Lindisfarne: England’s Holy Island and its Viking history

LindisfarneWhen the Vikings landed on Lindisfarne (www.lindisfarne.org.uk/) in 793, they changed the course of English history forever.

Also known as Holy Island, Lindisfarne, which measures slightly more than a mile in length and just over two miles in width, nestles just off the Northumberland coast of England near the border of Scotland. By day strong tides from the mainland separate Lindisfarne and turn it into the sort of romantic destination curious travelers seek to satisfy their wanderlust spirit. It’s a place that must be pursued rather than arrive in as a result of a happy accident.
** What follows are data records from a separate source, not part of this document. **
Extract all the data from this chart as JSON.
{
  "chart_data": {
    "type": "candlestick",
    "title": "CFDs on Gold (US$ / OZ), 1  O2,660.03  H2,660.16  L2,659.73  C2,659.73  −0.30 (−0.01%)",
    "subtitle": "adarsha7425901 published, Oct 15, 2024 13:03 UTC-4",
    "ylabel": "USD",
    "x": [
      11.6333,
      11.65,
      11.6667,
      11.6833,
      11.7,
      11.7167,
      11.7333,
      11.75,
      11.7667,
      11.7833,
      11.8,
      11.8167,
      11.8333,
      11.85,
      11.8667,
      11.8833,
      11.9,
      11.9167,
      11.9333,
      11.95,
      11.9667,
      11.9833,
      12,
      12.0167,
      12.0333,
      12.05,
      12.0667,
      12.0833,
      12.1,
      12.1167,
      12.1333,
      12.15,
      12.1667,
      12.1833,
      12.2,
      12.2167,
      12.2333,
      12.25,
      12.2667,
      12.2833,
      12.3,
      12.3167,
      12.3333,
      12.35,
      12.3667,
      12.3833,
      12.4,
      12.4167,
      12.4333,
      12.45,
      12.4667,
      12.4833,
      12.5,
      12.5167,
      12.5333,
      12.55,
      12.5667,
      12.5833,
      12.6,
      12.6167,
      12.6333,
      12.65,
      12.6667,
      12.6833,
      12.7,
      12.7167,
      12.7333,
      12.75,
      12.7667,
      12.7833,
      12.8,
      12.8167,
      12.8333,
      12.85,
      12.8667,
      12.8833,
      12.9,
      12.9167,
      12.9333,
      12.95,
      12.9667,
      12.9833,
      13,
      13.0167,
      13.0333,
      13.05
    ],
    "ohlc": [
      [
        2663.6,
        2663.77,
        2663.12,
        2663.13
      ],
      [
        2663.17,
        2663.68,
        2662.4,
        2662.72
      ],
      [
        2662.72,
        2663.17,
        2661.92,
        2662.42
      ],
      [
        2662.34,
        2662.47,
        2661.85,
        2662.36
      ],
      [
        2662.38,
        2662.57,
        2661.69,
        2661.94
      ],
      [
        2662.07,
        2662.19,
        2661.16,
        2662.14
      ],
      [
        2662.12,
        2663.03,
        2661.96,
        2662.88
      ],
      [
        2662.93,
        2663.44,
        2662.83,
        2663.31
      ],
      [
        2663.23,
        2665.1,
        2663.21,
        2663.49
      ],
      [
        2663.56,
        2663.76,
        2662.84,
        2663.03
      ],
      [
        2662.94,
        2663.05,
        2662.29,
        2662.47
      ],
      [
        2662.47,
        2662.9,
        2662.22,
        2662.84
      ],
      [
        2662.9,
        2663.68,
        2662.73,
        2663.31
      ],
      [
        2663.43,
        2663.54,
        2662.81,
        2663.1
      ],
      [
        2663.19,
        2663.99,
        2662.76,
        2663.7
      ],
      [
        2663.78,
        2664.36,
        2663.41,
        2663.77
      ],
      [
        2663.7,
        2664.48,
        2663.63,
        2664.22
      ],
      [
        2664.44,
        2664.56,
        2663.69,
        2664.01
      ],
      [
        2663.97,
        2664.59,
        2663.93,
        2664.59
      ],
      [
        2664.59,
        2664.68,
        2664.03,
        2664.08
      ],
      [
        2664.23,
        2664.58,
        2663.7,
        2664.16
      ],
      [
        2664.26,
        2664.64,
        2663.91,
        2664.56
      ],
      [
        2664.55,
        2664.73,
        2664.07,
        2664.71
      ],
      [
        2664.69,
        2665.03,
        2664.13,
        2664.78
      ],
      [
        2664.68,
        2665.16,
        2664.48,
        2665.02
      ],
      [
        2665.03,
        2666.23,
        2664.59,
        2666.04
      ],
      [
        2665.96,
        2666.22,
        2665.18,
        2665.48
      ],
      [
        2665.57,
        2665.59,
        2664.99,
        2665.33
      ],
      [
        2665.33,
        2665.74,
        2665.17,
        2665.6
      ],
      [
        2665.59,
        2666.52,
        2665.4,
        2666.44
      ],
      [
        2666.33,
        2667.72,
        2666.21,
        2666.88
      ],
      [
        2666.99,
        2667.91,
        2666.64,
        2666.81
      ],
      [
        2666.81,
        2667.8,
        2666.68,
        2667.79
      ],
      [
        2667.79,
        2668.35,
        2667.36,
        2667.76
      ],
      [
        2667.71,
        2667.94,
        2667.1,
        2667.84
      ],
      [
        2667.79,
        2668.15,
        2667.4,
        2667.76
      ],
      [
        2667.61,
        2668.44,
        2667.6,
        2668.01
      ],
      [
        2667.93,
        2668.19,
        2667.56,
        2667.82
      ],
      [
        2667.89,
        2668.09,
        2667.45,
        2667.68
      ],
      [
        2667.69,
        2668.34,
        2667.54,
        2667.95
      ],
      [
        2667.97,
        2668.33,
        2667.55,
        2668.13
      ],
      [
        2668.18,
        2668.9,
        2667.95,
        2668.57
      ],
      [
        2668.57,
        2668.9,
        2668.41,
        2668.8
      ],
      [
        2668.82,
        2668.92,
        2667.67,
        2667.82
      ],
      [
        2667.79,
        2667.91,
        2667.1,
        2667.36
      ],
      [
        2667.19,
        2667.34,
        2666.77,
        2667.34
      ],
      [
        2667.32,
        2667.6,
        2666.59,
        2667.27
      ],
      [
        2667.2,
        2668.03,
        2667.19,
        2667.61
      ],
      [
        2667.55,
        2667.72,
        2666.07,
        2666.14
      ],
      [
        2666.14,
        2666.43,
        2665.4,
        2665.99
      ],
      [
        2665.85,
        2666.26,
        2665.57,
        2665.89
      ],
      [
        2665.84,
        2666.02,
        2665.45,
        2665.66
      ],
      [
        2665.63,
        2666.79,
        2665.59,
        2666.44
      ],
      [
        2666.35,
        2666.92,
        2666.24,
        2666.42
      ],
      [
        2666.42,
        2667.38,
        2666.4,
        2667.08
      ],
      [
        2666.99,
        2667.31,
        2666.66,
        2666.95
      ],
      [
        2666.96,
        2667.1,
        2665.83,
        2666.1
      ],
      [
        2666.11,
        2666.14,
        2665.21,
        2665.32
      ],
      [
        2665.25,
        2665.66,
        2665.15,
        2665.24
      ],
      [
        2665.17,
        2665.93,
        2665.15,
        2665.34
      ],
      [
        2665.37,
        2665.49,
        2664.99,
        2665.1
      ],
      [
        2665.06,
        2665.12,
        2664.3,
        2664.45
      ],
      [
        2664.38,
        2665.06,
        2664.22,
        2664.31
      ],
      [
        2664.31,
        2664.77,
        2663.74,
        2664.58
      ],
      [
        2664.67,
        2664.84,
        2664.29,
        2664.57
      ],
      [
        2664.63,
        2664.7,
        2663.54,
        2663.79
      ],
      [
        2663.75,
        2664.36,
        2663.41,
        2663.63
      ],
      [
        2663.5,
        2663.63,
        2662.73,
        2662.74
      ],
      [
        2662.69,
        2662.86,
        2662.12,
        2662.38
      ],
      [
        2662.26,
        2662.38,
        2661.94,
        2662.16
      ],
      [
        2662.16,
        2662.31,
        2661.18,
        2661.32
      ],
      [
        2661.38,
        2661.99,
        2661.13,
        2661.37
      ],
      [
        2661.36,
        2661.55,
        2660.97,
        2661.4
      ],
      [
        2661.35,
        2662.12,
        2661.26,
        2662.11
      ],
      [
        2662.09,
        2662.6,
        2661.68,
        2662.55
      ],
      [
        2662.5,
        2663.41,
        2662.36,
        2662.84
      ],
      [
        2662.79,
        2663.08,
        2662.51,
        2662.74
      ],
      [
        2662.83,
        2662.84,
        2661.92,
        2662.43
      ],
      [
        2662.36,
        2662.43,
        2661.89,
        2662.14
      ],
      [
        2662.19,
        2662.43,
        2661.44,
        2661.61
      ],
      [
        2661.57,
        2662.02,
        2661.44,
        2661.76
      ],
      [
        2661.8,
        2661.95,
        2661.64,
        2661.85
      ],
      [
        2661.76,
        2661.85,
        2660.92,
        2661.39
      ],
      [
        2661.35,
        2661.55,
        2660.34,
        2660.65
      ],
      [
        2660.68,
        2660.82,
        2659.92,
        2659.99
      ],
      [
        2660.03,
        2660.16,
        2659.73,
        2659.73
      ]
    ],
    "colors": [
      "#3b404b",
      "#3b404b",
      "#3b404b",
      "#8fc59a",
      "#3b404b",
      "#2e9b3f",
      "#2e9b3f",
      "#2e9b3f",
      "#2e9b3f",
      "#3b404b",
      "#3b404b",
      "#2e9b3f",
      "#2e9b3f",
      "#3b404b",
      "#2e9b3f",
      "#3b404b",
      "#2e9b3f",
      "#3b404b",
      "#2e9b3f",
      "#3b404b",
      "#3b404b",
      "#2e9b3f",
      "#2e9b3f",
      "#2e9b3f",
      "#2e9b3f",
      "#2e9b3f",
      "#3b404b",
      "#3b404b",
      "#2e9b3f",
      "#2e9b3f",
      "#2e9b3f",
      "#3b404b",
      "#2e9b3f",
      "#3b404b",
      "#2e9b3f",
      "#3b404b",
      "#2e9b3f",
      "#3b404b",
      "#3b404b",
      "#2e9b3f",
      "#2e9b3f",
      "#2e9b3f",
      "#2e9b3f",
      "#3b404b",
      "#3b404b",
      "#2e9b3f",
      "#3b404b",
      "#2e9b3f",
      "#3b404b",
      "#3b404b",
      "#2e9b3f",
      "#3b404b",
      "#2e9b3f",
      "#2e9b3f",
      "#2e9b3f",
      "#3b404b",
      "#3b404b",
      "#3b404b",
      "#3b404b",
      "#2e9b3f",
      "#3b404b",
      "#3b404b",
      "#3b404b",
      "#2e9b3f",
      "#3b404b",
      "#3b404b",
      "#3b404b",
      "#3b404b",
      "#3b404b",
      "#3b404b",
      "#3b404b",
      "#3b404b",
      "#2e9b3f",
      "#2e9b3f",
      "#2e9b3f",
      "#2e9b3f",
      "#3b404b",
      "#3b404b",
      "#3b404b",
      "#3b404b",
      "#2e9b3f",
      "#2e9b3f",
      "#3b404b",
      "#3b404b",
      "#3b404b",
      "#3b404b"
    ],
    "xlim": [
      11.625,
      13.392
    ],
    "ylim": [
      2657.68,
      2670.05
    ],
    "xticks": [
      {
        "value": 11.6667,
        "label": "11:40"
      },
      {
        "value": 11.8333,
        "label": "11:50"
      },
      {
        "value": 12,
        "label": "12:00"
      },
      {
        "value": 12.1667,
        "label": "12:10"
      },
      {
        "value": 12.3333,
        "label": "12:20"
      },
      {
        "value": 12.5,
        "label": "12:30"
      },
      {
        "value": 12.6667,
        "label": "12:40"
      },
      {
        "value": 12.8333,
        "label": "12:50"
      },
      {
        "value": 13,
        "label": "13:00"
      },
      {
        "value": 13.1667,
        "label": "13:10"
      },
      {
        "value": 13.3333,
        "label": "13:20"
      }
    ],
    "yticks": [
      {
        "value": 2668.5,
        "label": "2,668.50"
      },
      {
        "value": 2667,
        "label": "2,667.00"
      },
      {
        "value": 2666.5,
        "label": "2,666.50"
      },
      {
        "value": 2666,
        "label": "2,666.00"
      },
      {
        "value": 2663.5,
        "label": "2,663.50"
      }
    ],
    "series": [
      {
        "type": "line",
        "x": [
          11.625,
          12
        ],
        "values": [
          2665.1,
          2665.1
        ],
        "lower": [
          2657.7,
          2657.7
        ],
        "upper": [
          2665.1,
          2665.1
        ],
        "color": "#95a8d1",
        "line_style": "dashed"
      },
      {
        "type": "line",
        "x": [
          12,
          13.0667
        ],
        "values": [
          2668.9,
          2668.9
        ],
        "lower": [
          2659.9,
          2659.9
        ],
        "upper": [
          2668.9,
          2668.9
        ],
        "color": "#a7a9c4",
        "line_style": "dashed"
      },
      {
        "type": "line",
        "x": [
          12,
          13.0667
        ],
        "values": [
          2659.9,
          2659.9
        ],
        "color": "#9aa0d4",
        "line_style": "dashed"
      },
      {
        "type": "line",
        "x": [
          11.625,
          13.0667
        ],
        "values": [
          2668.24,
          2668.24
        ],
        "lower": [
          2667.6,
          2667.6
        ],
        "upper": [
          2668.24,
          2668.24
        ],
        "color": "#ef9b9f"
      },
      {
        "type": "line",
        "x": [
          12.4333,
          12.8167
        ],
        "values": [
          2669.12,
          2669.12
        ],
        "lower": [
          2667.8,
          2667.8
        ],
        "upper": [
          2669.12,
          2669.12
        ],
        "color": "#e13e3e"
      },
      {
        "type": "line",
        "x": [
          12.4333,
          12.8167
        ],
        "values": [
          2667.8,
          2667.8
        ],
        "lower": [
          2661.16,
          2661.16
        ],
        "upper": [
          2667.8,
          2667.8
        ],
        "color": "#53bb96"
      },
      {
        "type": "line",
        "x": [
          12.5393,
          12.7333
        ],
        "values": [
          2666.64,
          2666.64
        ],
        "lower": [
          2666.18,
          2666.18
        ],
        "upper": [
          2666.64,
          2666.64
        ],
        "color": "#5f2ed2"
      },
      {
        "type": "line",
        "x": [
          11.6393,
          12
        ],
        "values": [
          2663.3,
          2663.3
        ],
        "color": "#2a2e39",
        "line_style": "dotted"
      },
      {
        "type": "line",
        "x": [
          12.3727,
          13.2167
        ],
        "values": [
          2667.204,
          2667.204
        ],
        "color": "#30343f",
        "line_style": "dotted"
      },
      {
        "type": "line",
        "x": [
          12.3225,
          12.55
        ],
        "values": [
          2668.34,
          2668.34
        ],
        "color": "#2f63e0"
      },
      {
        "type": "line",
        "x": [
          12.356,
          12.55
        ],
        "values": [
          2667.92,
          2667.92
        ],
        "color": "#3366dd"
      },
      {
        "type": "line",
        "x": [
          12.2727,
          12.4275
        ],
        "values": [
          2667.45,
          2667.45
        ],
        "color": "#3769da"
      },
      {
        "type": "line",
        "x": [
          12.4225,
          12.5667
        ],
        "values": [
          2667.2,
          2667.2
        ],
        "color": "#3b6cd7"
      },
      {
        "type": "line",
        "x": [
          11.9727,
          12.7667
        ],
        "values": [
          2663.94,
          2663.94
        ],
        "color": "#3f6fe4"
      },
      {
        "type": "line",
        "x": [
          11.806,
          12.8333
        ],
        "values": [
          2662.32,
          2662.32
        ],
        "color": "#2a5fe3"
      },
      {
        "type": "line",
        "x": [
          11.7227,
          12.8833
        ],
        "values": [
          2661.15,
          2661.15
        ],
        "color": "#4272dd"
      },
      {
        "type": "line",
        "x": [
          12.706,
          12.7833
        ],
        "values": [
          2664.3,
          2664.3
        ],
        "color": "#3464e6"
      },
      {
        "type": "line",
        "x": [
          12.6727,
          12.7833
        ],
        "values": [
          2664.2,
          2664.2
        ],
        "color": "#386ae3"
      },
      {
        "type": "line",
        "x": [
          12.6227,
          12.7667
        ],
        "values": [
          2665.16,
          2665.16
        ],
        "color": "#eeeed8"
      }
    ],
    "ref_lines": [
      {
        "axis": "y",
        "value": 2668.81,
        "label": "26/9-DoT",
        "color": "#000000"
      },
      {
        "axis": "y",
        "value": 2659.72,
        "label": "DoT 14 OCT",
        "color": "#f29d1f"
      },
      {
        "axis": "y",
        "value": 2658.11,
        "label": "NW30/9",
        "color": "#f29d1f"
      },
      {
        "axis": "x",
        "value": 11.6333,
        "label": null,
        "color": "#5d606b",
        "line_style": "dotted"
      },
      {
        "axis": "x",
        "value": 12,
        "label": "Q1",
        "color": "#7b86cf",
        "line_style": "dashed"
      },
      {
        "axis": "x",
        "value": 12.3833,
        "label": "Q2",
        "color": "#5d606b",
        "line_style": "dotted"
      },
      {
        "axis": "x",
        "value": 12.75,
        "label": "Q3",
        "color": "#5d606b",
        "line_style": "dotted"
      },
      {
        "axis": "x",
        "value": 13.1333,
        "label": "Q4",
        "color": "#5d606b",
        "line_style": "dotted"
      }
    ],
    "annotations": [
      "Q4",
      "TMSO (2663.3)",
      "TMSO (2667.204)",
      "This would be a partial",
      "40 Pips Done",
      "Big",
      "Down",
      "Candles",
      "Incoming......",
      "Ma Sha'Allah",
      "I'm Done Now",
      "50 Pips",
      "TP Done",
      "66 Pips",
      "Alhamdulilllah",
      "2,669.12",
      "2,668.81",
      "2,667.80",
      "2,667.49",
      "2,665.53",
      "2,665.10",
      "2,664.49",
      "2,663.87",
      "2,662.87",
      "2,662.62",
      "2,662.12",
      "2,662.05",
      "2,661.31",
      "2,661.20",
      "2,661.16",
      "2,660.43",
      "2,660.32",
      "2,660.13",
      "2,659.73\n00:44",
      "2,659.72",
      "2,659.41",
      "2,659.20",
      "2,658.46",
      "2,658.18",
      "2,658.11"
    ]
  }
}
When the monastery was at its peak, Holy Island was, and remains today, known for its mead. Lindisfarne’s ancient grog was said to fortify the body for doing God’s work. The secret recipe is closely guarded by family at St. Aidan’s Winery, which still produces the drink and distributes it throughout the UK.

Once there, however, Lindisfarne is a medieval delight with its pastoral sheep-laden settings, ancient ruins, hilltop castle and quaint village shops and cafes. Among the most popular delicacies are the crab sandwiches, for which local diners also slog their way to the island to enjoy.

The priory, now a ruin after much of it was pillaged to create the castle, was founded by the Irish monk St. Aiden in 635. For nearly 150 years it was a Christian base in northern England and a refuge of sublime isolation until the Vikings arrived with their fierce warring bands of marauders.